What will remain the same?
According to T-Mobile’s advisory (and advisories from other carriers)
Your telephone number, including current area code, will not change.
The price of a call, coverage area, or other rates and services will not change due to the dialing change.
What is a local call now will remain a local call regardless of the number of digits dialed.
You will continue to dial 1+ area code + telephone number for all long distance calls.
You can still dial just three digits to reach 711 (relay services) and 911 (emergency services).
Any 211, 311, 411, 511, 611, or 811 services available in your community can still be reached by dialing their three-digit codes.
The National Suicide Prevention Lifeline can still be reached by dialing 1-800-273-TALK (8255)
I already have to do this
In some parts of the country, particularly highly urbanized areas where more than one area code serves the same geographic area, 10-digit dialing has been in place for several years.
But it was for a different reason.
To address the proliferation of cell phones and the need to provide additional service for a growing number of customers (and where phone numbers were becoming exhausted), new area codes were established within the same geographic area.
In the parlance of the industry, this is called an “area code overlay.”

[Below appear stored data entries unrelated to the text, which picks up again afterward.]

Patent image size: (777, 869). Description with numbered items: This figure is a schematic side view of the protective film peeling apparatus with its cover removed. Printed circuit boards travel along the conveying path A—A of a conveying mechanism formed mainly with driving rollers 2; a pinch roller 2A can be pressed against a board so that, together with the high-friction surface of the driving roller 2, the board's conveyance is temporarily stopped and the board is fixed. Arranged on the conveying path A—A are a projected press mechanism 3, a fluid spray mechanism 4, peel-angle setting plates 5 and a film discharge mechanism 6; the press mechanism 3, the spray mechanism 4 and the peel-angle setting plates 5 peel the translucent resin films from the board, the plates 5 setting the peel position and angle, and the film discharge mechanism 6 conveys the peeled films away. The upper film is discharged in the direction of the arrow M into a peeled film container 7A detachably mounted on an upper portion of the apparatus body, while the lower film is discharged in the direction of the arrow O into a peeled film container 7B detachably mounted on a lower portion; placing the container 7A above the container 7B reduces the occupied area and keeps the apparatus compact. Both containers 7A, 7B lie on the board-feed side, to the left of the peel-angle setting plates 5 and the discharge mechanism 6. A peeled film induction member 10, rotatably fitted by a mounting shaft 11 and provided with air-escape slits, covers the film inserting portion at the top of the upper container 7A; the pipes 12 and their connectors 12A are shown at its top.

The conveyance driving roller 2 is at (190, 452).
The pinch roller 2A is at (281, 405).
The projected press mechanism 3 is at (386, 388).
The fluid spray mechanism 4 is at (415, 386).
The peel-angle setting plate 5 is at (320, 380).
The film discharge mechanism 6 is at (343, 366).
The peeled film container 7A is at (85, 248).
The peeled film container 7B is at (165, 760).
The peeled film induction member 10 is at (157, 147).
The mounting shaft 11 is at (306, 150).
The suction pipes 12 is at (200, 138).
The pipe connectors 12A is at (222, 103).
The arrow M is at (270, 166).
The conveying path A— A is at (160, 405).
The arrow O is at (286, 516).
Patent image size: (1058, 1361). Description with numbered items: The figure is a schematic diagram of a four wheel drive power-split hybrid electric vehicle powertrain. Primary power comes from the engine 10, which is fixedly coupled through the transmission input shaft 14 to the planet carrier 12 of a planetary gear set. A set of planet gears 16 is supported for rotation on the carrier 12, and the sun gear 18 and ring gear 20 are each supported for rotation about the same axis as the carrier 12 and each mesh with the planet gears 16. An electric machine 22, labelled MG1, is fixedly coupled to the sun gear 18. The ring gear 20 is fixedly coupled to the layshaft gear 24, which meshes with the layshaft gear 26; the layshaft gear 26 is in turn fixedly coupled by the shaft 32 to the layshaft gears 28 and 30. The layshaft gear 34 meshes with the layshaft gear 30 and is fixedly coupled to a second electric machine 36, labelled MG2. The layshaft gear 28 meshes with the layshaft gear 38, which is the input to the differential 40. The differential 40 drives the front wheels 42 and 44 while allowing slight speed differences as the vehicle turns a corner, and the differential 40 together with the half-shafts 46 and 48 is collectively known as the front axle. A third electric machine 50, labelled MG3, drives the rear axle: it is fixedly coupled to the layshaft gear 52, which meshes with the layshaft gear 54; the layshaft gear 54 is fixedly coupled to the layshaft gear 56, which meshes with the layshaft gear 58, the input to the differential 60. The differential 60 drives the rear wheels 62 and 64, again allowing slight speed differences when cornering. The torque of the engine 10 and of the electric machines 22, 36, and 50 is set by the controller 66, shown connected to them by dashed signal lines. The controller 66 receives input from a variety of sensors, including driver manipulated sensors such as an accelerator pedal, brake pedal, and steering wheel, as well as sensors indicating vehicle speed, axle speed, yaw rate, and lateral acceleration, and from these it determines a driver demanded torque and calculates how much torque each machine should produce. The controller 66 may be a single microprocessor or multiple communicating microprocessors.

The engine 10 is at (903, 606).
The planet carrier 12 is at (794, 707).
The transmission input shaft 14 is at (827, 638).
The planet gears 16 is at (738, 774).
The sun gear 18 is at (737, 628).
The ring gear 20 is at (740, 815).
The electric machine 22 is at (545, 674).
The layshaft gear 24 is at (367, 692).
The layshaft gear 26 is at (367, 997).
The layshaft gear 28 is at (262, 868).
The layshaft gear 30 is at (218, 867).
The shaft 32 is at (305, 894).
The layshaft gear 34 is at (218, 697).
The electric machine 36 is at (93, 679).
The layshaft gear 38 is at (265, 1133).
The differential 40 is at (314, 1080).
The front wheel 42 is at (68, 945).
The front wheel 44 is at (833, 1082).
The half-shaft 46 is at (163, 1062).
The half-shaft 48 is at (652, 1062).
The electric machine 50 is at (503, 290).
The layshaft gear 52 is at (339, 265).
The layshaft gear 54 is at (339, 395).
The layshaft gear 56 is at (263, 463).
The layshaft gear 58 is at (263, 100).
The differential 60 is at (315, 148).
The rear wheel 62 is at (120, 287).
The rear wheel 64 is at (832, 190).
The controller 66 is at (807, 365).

This allowed current customers to keep their area code and telephone number, and for providers to issue new ones (in some cases using the same seven digits as issued to someone else), but with a new area code.
But because of this, all calls in those areas had to be dialed with 10 digits (the area code + the seven-digit telephone number) in order to keep calls from being misrouted.
As it is common for people to move from one part of the country and to keep their current cell phones, those who have moved from places where there was an area code overlay have become quite accustomed to it.